I've proved that I cannot have a point between $(-1,0)$ and $(1,0)$. Also, the polygon with more an angle $>90^o$ don't respect, by the argument of item a). So, we must only analyze rectangles. I did this analyse and didn't find any set.
Conclusion: $\{(\pm1,0)\}$ and the sets of type $\{P_1,(\pm1,0)\}$ with $P_1$ on the semicircle above.
What do you think? Thanks very much.
Best Answer
Let us prove that for arbitrary 3 points placed on a semicircle of unit radius, the sum $S$ of squares of their distances is less then or equal to 8.
Case 1: all three points on the diameter
It's easy to show that 3 arbitrary points shown on the left have smaller $S$ compared to the special case shown on the right ($AB<AB'$, $AC<AC'$, $BC<B'C'$
For the three points on the right:
$$S=x^2+(2-x)^2+2^2=x^2+4-4x+x^2+4=8-2x(2-x)$$
Obviously $x\le2$ so $S\le8$.
Case 2: Two points on the diameter, one point above on the circle.
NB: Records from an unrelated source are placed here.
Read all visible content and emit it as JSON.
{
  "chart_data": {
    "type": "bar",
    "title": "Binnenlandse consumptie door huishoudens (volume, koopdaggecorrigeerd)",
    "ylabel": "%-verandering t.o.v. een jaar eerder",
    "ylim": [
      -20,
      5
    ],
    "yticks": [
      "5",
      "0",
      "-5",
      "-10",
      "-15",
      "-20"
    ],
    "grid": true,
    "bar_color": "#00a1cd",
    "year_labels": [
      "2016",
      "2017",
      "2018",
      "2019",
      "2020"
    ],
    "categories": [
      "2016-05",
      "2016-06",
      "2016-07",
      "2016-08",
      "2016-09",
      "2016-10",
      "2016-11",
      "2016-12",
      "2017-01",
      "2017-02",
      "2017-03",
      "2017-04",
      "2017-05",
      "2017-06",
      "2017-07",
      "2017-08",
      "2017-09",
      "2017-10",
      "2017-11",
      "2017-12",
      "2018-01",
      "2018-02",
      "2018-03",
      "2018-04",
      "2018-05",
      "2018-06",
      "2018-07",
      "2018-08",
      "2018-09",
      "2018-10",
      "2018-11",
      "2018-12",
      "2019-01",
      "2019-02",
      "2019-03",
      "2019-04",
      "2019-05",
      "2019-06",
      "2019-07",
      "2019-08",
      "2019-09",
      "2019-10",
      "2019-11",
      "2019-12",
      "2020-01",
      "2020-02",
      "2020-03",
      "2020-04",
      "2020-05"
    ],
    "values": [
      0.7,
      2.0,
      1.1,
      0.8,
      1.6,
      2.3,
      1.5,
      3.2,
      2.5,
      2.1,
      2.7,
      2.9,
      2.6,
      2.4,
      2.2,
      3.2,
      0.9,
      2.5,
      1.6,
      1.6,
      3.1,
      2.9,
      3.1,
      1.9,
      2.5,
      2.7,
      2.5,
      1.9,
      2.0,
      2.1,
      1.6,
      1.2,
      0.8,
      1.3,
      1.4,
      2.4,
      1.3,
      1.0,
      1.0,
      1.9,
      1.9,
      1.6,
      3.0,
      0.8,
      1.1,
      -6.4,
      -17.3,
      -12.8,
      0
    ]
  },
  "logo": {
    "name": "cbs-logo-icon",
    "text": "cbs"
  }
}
Arbitrary case is shown on the left. For every such case it is possible to find a similar case, with one point on the diameter moved to the end of it, that has bigger $S$. For example, if ve move point $A$ to the left end of the diameter $BA'>BA$, $CA'>CA$. Now look at the picture on the right and triangles $A'BC$ and $A'BC'$. We want to prove that $S(A'BC)<S(A'BC'):$
$$S(A'BC)=c^2+a'^2+(2-x)^2=c^2+(a^2+x^2-2ax\cos\alpha)+4-4x+x^2=$$
$$S(A'BC)=c^2+a^2+4+2x^2-2ax\cos\alpha-4x=S(A'BC')-2x(2-x)-2ax\cos\alpha\le S(A'BC')$$
Note that $S(A'BC')=8$.
Case 3: Two points on circumference, one point on the diameter
For the triangle shown on the left, it is always possible to move one point to the end of the diameter and create a triangle that has a bigger $S$. For example, if you move point $A$ of triangle $ABC$ to point $A'$: $BA'>BA$, $CA'>CA$. So $S(ABC)\lt S(A'BC)$ and according to case (2), $S(A'BC)\le8$
Case 4: All three points on circumference
This case is trivial. Such triangle has smaller $S$ compared with triangle $A'BC'$ and according to case (2) $S(A'BC')=8$.